A child of divorced parents becomes possessed by a demonic doll. Clumsy horror unable to deliver on scares, gore, dread, or much interior logic despite a mounting body count and a decent supporting turn from Tobin Bell. Meh.
A teenage girl is stalked by an implacable curse which can only be passed on by sleeping with someone else. Splendid autumnal indie-horror with a Carpenterish vibe and a focus on creeping dread as much as on jumps. Recommended.
Another opinion? Here’s Lemonsquirtle’s tuppenceworth.
A bereaved couple’s new foster son’s dreams – and nightmares – can come true. Atypical jumpscare horror which morphs into something a little more touchy-feely. Not for all tastes, but well-directed by the talented Flanagan.
A grieving mother is offered a way to say a final goodbye to her dead son. Straightforward jumpscare malarkey with a premise very similar to the superior Wake Wood. The film benefits from its interesting Mumbai setting, and some committed acting.
A documentary team investigate a supposedly-haunted asylum, the site of a reality show gone wrong five years before. Straightforward jumpscare found-footage horror sequel (to Seven Nights of Darkness), effective for an hour before collapsing in on itself, storywise.

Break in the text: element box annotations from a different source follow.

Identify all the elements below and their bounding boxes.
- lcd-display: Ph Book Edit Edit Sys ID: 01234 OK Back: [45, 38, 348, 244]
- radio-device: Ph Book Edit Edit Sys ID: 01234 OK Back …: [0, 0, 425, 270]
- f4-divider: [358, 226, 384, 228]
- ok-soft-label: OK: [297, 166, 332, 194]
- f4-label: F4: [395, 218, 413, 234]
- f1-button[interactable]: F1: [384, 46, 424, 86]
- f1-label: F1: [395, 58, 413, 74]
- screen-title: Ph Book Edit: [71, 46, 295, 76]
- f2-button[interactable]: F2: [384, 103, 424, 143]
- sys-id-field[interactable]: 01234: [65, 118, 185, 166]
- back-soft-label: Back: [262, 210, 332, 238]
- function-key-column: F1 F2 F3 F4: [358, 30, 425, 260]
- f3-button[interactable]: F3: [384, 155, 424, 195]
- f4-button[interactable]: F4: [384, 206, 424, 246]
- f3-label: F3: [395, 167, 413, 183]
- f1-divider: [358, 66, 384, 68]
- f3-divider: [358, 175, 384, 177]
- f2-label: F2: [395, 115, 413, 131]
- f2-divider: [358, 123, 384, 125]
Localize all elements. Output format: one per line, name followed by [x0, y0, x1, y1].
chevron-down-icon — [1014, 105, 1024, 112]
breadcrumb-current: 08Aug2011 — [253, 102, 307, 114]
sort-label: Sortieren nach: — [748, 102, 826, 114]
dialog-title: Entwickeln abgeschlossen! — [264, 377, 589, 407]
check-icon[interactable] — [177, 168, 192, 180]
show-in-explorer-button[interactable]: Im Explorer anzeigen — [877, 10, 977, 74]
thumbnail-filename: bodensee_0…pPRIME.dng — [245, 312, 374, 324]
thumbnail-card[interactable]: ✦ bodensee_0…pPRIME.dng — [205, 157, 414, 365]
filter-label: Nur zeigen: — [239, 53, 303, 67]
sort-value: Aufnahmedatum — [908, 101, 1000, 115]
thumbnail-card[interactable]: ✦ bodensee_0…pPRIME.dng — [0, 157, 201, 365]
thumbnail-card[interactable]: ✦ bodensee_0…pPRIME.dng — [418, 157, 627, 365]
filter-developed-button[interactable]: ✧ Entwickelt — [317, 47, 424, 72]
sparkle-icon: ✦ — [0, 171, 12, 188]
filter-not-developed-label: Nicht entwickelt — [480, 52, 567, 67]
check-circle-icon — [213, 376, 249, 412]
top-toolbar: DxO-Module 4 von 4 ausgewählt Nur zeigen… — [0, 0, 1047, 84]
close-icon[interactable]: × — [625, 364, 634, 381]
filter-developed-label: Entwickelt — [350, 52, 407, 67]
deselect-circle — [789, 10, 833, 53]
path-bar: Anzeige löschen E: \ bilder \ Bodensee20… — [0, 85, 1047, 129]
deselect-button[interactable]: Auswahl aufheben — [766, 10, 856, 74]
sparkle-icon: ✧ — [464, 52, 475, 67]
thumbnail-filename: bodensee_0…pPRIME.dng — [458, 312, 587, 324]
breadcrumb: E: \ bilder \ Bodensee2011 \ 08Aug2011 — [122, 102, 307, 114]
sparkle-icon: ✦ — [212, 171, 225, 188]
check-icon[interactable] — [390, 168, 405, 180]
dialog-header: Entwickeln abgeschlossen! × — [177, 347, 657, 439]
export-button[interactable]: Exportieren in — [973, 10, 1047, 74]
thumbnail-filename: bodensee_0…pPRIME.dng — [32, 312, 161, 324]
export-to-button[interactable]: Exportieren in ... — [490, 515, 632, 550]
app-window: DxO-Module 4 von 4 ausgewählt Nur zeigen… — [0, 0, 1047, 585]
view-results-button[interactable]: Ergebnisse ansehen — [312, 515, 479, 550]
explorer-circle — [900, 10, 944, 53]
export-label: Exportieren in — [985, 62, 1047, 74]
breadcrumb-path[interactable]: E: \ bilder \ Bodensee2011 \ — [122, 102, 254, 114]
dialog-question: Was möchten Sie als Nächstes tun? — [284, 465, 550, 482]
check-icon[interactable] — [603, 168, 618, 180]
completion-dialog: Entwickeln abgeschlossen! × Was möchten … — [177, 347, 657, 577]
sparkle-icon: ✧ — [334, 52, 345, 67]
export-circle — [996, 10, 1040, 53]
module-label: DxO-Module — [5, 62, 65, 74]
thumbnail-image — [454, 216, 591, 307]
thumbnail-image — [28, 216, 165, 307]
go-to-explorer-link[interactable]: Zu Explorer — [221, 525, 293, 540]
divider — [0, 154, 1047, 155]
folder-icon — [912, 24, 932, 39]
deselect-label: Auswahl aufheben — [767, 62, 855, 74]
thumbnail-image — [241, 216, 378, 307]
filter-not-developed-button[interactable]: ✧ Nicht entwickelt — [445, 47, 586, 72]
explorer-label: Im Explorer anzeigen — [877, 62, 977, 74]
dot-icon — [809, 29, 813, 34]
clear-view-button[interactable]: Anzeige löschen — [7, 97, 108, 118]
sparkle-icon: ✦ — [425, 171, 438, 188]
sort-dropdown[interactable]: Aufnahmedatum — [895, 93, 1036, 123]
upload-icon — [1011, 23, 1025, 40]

When a sex game goes wrong, a woman has to fight her demons. Solid adaptation of the Stephen King novel which, though it fumbles its last revelation, is well-acted and which cinematically sustains its potentially unfilmable premise.
A couple move into a house already occupied by an incubus summoned by occultists. Tawdry haunted house flick more interested in softcore satanism than in horror scares. The eagle-eyed will spot Al Jourgensen and (Crazy World of) Arthur Brown among the bit players.